What is a life insurance policy, and what are its key features?
A life insurance policy is an agreement between an insurance company and a person (or legal entity). Each life insurance policy is different, and each state’s laws regulating insurance policies are different. In general, most insurance policies identify the following:
- The insurer: Only certain companies can provide life insurance, and these companies are regulated by state insurance departments.
- The policyholder: The person or entity (such as a family trust or a business) which owns (or “holds”) the policy. The policy can insure the holder, or it can insure another person.
- The insured: The person whose life is insured.
- The death benefit: The amount the insurer will pay when the insured passes away.
- The beneficiaries: The people or entities that will receive the death benefit. It can all go to a single person (e.g., a surviving spouse) or it can be divided by percentage among many different people and entities (e.g., three children could each get 30% and 10% could go to a charity).

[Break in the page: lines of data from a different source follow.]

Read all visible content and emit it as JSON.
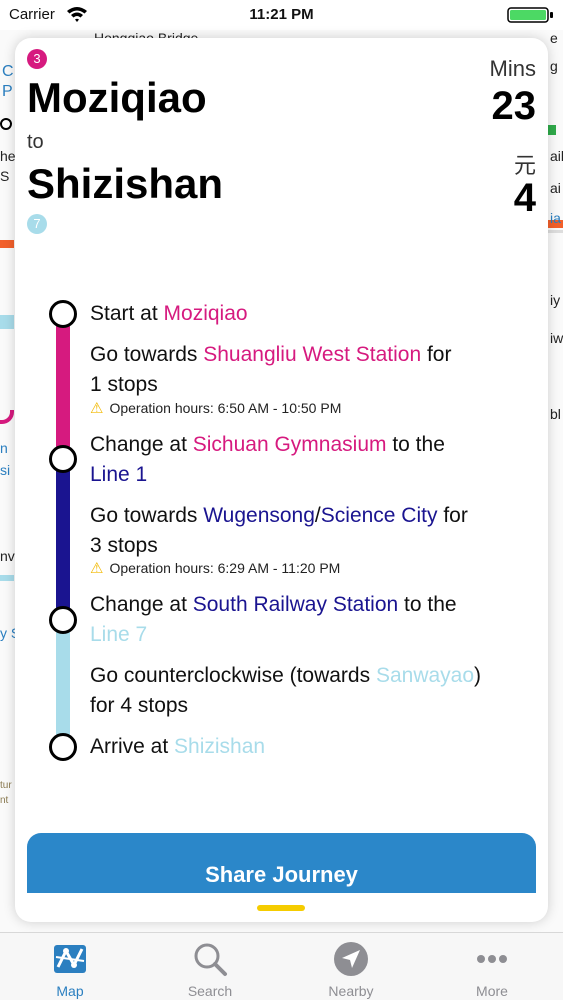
{
  "status_bar": {
    "carrier": "Carrier",
    "time": "11:21 PM"
  },
  "map_background": {
    "labels": [
      "Hongqiao Bridge",
      "C",
      "P",
      "he",
      "S",
      "n",
      "si",
      "nv",
      "y S",
      "tur",
      "nt",
      "g",
      "e",
      "ail",
      "ai",
      "ia",
      "iy",
      "iw",
      "bl"
    ]
  },
  "journey": {
    "origin_line_badge": "3",
    "origin": "Moziqiao",
    "to_label": "to",
    "destination": "Shizishan",
    "destination_line_badge": "7",
    "time_unit": "Mins",
    "time_value": "23",
    "fare_unit": "元",
    "fare_value": "4"
  },
  "colors": {
    "line3": "#d61a7f",
    "line1": "#1a1490",
    "line7": "#a8dcea",
    "accent": "#2b87c9",
    "warning": "#f2b800",
    "grabber": "#f5cc00"
  },
  "steps": {
    "s1": {
      "prefix": "Start at ",
      "station": "Moziqiao"
    },
    "s2": {
      "prefix": "Go towards ",
      "station": "Shuangliu West Station",
      "suffix": " for",
      "line2": "1 stops"
    },
    "note1": {
      "icon": "warning-icon",
      "text": "Operation hours: 6:50 AM - 10:50 PM"
    },
    "s3": {
      "prefix": "Change at ",
      "station": "Sichuan Gymnasium",
      "suffix": " to the",
      "line_name": "Line 1"
    },
    "s4": {
      "prefix": "Go towards ",
      "station_a": "Wugensong",
      "sep": "/",
      "station_b": "Science City",
      "suffix": " for",
      "line2": "3 stops"
    },
    "note2": {
      "icon": "warning-icon",
      "text": "Operation hours: 6:29 AM - 11:20 PM"
    },
    "s5": {
      "prefix": "Change at ",
      "station": "South Railway Station",
      "suffix": " to the",
      "line_name": "Line 7"
    },
    "s6": {
      "prefix": "Go counterclockwise (towards ",
      "station": "Sanwayao",
      "suffix": ")",
      "line2": "for 4 stops"
    },
    "s7": {
      "prefix": "Arrive at ",
      "station": "Shizishan"
    }
  },
  "share_button": "Share Journey",
  "tabs": [
    {
      "label": "Map",
      "icon": "map-icon",
      "active": true
    },
    {
      "label": "Search",
      "icon": "search-icon",
      "active": false
    },
    {
      "label": "Nearby",
      "icon": "location-arrow-icon",
      "active": false
    },
    {
      "label": "More",
      "icon": "more-icon",
      "active": false
    }
  ]
}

- The policy length: The time period that the insurer agrees to pay a death benefit. This can be a specific term (e.g., 10 or 20 years) or it can be permanent – a policy that lasts for the life of the insured for as long as premiums are paid.
- The premium: The monthly or yearly payments needed to keep the policy in effect.
- The cash value: Permanent life policies, like whole life insurance, have a cash value component that builds over time2 and can be cashed out or borrowed against.3 A term policy has no cash value.